Но последних слов Михалко уже не слышал; ослабев от ран и потери крови, он зашатался и упал головой на стремя каштеляна.
– Взять его и оказать всяческую заботу! Мое слово порукой, что первый же сейм признает его равным вам по положению, как уже сегодня он равен вам душой!
– Он достоин того, достоин! – закричала шляхта.
И Михалко положили на носилки и понесли в дом.
А Чарнецкий слушал дальнейшие донесения, теперь уж не от Шандаровского, а от свидетелей погони Роха за Карлом. Рассказ их чрезвычайно обрадовал каштеляна, он даже за голову хватался и хлопал себя по коленке, ибо понимал, что Карл наверняка падет духом после стольких злоключений.

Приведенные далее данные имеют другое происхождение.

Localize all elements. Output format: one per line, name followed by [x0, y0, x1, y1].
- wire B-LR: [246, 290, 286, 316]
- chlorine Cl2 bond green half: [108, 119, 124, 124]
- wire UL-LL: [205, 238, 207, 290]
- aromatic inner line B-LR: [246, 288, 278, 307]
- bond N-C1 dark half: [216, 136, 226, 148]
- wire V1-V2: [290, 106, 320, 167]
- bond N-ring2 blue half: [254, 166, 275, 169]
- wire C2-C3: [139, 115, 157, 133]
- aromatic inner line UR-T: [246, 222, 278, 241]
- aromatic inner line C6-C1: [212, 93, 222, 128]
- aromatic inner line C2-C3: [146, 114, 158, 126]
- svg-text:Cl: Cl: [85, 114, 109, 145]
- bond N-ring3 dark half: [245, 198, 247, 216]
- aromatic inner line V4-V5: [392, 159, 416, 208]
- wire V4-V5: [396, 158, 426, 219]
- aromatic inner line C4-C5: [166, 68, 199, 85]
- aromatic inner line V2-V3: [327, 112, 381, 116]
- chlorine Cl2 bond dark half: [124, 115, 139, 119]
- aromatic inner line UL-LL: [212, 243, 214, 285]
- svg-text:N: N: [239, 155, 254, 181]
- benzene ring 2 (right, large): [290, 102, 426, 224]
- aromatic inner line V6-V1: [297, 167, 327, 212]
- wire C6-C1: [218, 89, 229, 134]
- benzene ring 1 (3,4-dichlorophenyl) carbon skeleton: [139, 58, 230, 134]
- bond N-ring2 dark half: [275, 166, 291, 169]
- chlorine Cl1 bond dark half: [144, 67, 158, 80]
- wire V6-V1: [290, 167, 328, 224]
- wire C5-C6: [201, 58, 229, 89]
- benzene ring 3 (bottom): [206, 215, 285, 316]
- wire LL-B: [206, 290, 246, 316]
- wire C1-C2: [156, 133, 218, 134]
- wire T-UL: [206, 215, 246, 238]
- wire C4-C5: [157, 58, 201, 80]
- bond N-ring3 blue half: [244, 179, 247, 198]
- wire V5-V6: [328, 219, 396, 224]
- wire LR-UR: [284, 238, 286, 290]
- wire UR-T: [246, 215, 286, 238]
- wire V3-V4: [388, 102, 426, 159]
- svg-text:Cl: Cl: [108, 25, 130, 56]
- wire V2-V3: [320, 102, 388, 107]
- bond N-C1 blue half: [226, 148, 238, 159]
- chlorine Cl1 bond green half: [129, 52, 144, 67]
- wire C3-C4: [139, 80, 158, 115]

Заглоба радовался не меньше и, подбоченившись, гордо говорил рыцарям:
– Нет, каков разбойник, а? Настигни он Карла, ни один черт не спас бы шведского короля! Моя кровь, ей-богу, моя кровь!
Заглоба к тому времени и сам свято уверовал, что Рох Ковальский его племянник.

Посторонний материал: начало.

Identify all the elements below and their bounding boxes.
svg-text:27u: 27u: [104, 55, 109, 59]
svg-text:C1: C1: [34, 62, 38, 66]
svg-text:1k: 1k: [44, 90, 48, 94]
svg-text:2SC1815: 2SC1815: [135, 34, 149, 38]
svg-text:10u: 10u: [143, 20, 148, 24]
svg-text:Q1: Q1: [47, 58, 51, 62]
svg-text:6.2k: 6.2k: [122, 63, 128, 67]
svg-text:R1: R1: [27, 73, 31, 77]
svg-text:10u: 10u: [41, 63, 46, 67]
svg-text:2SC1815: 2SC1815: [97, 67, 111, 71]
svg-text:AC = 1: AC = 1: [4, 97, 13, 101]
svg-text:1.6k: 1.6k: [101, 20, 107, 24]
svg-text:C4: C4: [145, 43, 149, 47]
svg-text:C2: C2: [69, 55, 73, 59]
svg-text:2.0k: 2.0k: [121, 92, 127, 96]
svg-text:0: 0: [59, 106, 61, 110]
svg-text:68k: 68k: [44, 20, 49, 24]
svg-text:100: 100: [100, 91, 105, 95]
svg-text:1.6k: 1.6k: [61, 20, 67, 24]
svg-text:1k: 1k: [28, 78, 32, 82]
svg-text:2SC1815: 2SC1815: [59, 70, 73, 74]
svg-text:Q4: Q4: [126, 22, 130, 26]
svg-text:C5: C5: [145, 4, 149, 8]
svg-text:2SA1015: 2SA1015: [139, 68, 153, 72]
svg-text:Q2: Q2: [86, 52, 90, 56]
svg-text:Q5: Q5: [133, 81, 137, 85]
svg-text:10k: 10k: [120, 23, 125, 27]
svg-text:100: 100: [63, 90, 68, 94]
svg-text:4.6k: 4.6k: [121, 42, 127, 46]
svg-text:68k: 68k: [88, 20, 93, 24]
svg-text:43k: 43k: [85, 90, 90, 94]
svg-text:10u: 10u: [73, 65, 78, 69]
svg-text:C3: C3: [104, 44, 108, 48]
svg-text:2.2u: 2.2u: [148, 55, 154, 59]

Чарнецкий приказал разыскать молодого рыцаря, по найти его не смогли: со стыда и огорчения Рох залез в овин, зарылся в солому и уснул так крепко, что на следующий день ему пришлось догонять свою хоругвь. Но еще и теперь он был полон уныния и не смел показаться дяде на глаза. Тот сам отыскал его и принялся утешать:
– Не горюй, Рох! – говорил ему Заглоба. – Ты и так прославился необычайно, я сам слышал, как тебя пан каштелян расхваливал: «На вид, говорит, дурак дураком, до трех не сочтет, а смотри какой доблестный рыцарь оказался, украшение, говорит, всего нашего войска!»
– Это меня Господь наказал, – молвил Рох, – за то, что я накануне напился и вечернюю молитву не прочел!

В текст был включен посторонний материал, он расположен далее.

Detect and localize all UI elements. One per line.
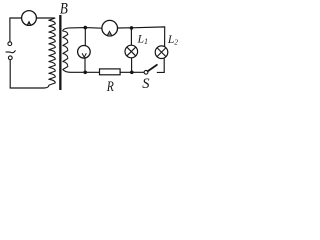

– А ты лучше не пробуй постигнуть волю Божью, еще согрешишь ненароком. Силенка у тебя есть, вот и пользуйся, а умничать брось – сраму не оберешься.
– Да ведь я так близко был, что мне от его коня потом в нос ударило! Я б его до седла рассек! Вы уж, дядя, думаете, я вовсе без соображения.
На это Заглоба ответил:
– У всякой скотины свой разум есть. Отличный ты парень, Рох, и не раз еще меня порадуешь. Пошли тебе Господь сыновей со столь же разумными кулаками!
– Этого мне не надобно! – возразил Рох. – Я – Ковальский, а вот моя пани Ковальская…
Глава VII
После рудницких событий король, не мешкая, двинулся дальше, в междуречье Сана и Вислы, причем сам по-прежнему шел с арьергардом, ибо обладал не только полководческим гением, но и несравненной личной отвагой. Чарнецкий, Витовский и Любомирский шли за ним по пятам, загоняя его, как зверя, в ловушку. Многочисленные вольные ватаги и отряды не давали шведам покою ни днем, ни ночью, добывать провиант становилось все труднее, и измученное войско все более падало духом, ожидая неминуемой гибели.
Наконец шведы дошли до самого места слияния двух рек и тут вздохнули с облегчением. С одной стороны их защищала Висла, с другой – широко разлившийся по весне Сан. Третью сторону король укрепил высокими валами, на которые вкатили пушки.
Позиция эта была неприступна для неприятеля; одна беда: шведам грозила здесь голодная смерть. Но они и этого теперь не так опасались, надеясь, что из Кракова и других приречных крепостей коменданты пришлют им провиант по воде. Тут же под боком был Сандомир, где полковник Шинклер накопил значительные запасы продовольствия. Он не замедлил отослать их королю, и вот и шведы ели, пили, спали, а пробудившись, пели лютеранские псалмы, благодаря Господа за спасение.
Но Чарнецкий готовил им новый удар.
Покуда в Сандомире сидят шведы, они всегда могут прийти на помощь королевскому войску, рассудил Чарнецкий и задумал захватить город вместе с замком, а шведов перебить.
– Славное мы зададим им представление, – говорил он на военном совете, – пусть полюбуются с того берега, как мы ворвемся в город, – через Вислу им все равно не перебраться; а когда мы захватим Сандомир, то и Вирцу из Кракова не дадим присылать им провиант.
Любомирский, Витовский и другие старые полководцы отговаривали Чарнецкого от этого намерения.